Erst vor wenigen Stunden schloss Jesus von Nazareth seine irdischen
Augen. Wegen der gebieterischen Anordnung von Festus als letzter Akt im
wohl bizarrsten Gerichtsfall der Erdgeschichte – der Richter hat zuletzt
seine Hände im Wasser gewaschen, um damit zu betonen, dass er
unschuldig sei am Tod dieses Mannes.
Natürlich war da dieses tiefverwurzelte Aufbegehren unter den
Pharisäern. Doch letztlich regierten die römischen Statthalter und ihre
Soldaten mit eiserner Hand, ohne Probleme hätte dem Einhalt geboten
werden können. «Jesus begeisterte zwar die Massen, aber eine politische
Gefahr war er nie. Im Gegenteil, er sagte sogar, dass man die Steuern
bezahlen solle. Es hätte nie zu diesem Prozess kommen dürfen.»
Die Erde bebte...
Der Tod von Jesus wurde durch surrealistische Naturgewalten
begleitet. Die Erde bebte. Der Himmel verdunkelte sich. Und der Vorhang
im Tempel zerriss. «Ob es wohl doch der König der Juden war, den wir ans
Kreuz genagelt haben, schoss mir durch den Kopf. Die ganze Szenerie
überforderte mich. Ich sah sogar in die Augen des sterbenden Jesus.» Mit
zittriger Hand führt der Hauptmann den Kelch zum Mund, stellt ihn dann
aber ohne daran zu nippen wieder ab. «Sie waren so rein. So unschuldig.

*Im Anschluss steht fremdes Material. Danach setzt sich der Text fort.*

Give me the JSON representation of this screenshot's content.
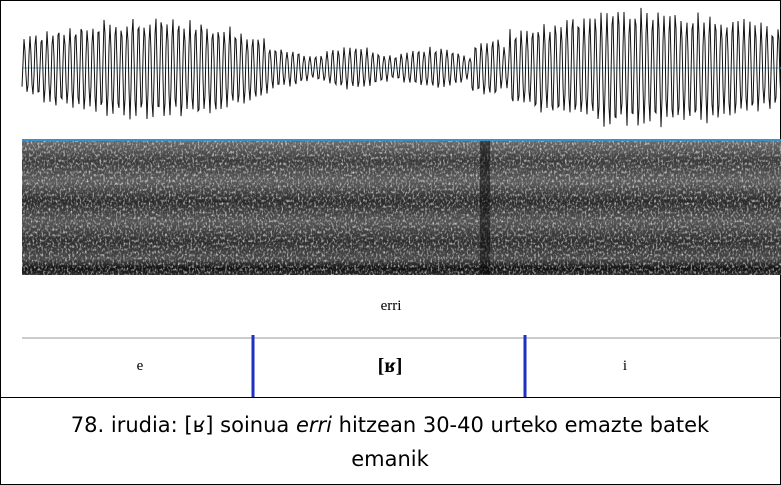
{
  "figure": {
    "word": "erri",
    "segments": [
      "e",
      "[ʁ]",
      "i"
    ]
  },
  "caption": {
    "before": "78. irudia: [ʁ] soinua ",
    "italic": "erri",
    "after_line1": " hitzean 30-40 urteko emazte batek",
    "line2": "emanik"
  }
}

So voller Liebe. Sie trafen mein Herz.»
Und dann schiessen Tränen in Festus' Augen. «Er sagte: 'Vater, vergib
ihnen, denn sie wissen nicht was sie tun.' Jeder andere Mensch hätte
vor diesem Jesus an dieses Kreuz gehört. Jeder.» Gebrochen rekapituliert
er: «Wir …, nein …, ich … ich habe den Sohn Gottes getötet.»